For the next century, as Thraebeig's family began building a dynasty in the lands of the fallen Iron Empire, Thraebeig visited the fairy glen at least weekly, and often daily, to speak with the fairy. Through all this time Thraebeig remained strictly alone and chaste, refusing even to be alone with any other woman. Centuries passed, for halflings and fairy are long-lived, and Thraebeig continued to meet and speak with Hibiscus often, as the conversations began to deepen. It was almost three hundred years after Thraebeig glimpsed Hibiscus in that forest glade when Thraebeig first spoke of courtship. Hibiscus laughed it off, and pretended not to have heard. It was unheard of for a man of the mortal world and a woman of fairie realms to court, and for a fairy to marry a halfling, ludicrous. Thraebeig continued to visit, and from time to time would again bring up courtship. Eventually, the years and persistence were repaid. Hibiscus agreed to permit Thraebeig a courtship; supervised by her parents, of course. The courtship lasted another 40 years until, in K65R, after four hundred years of determined pursuit, Thraebeig and Hibiscus were wed in a fairy glen, on midsummer's day, with only her family and two of his closest friends in attendance. The nobles of the city where Thraebeig had been elevated to the peerage a century before, a city named Triliobarn, would not soon accept a fairy duchess. For Hibiscus it was no burden, she remained in her tree-carved fairy house, and Thraebeig traveled the magical portal (with the help of a wise wizard, it had been moved into his castle garden many years before), between their home and his castle each day. Their first child, a son, was born in K70R, followed by a daughter in K73R. Life for the small family was very good and Thraebeig knew joy and contentment few could comprehend. The people of Triliobarn prospered also, and no person of good will had reason to question the apparent solitude of their "bachelor" duke.

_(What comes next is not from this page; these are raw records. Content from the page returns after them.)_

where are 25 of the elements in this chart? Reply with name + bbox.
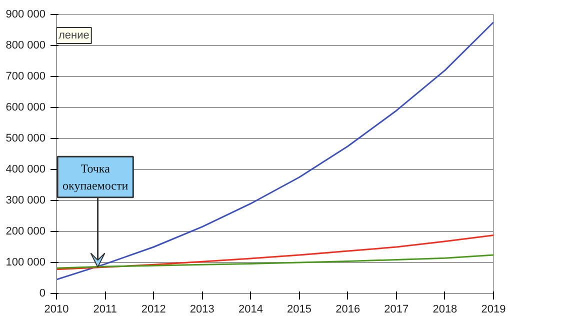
annotation: Точка окупаемости xyxy=(62,162,129,192)
y-tick-label: 900 000 xyxy=(6,8,46,20)
x-tick-label: 2013 xyxy=(190,304,214,316)
x-tick-label: 2012 xyxy=(141,304,166,316)
y-tick-label: 600 000 xyxy=(6,102,46,114)
line-series xyxy=(56,22,494,280)
y-tick-label: 0 xyxy=(39,288,46,300)
x-tick-label: 2016 xyxy=(336,304,360,316)
annotation: ление xyxy=(58,30,90,42)
x-tick-label: 2014 xyxy=(238,304,263,316)
y-tick-label: 500 000 xyxy=(6,132,46,144)
y-tick-label: 200 000 xyxy=(6,226,46,238)
x-tick-label: 2011 xyxy=(93,304,117,316)
line-series xyxy=(56,254,494,269)
x-tick-label: 2019 xyxy=(481,304,506,316)
x-tick-label: 2018 xyxy=(432,304,458,316)
y-tick-label: 100 000 xyxy=(6,256,46,268)
x-tick-label: 2015 xyxy=(287,304,312,316)
y-tick-label: 700 000 xyxy=(6,70,46,82)
y-tick-label: 400 000 xyxy=(6,164,46,176)
x-tick-label: 2010 xyxy=(44,304,69,316)
y-tick-label: 800 000 xyxy=(6,40,46,52)
x-tick-label: 2017 xyxy=(384,304,409,316)
y-tick-label: 300 000 xyxy=(6,194,46,206)
line-series xyxy=(56,234,494,270)
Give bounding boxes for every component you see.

In summer of K74R tragedy struck, when Thraebeig's older brother and sister, both steeped in horrific evil, betrayed him and murdered him in his own castle, unasware of his hidden family, and leaving his body cursed, poisoned, torn asunder, and infested with horrific other-worldly parasites. Hibiscus, heartbroken, had the body preserved in suspension through powerful wizardry, provided by one of her fairy cousins. A year and a half later Hibiscus, who had searched and prayed for hope that her beloved might be restored to her, approached one of Thraebeig's relatives, a princess who had recently proven true and noble, and who was accompanied by a faithful cleric justicar. These individuals were able, at shocking cost, to arrange resurrection for Thraebeig, reuniting the small family after many months apart.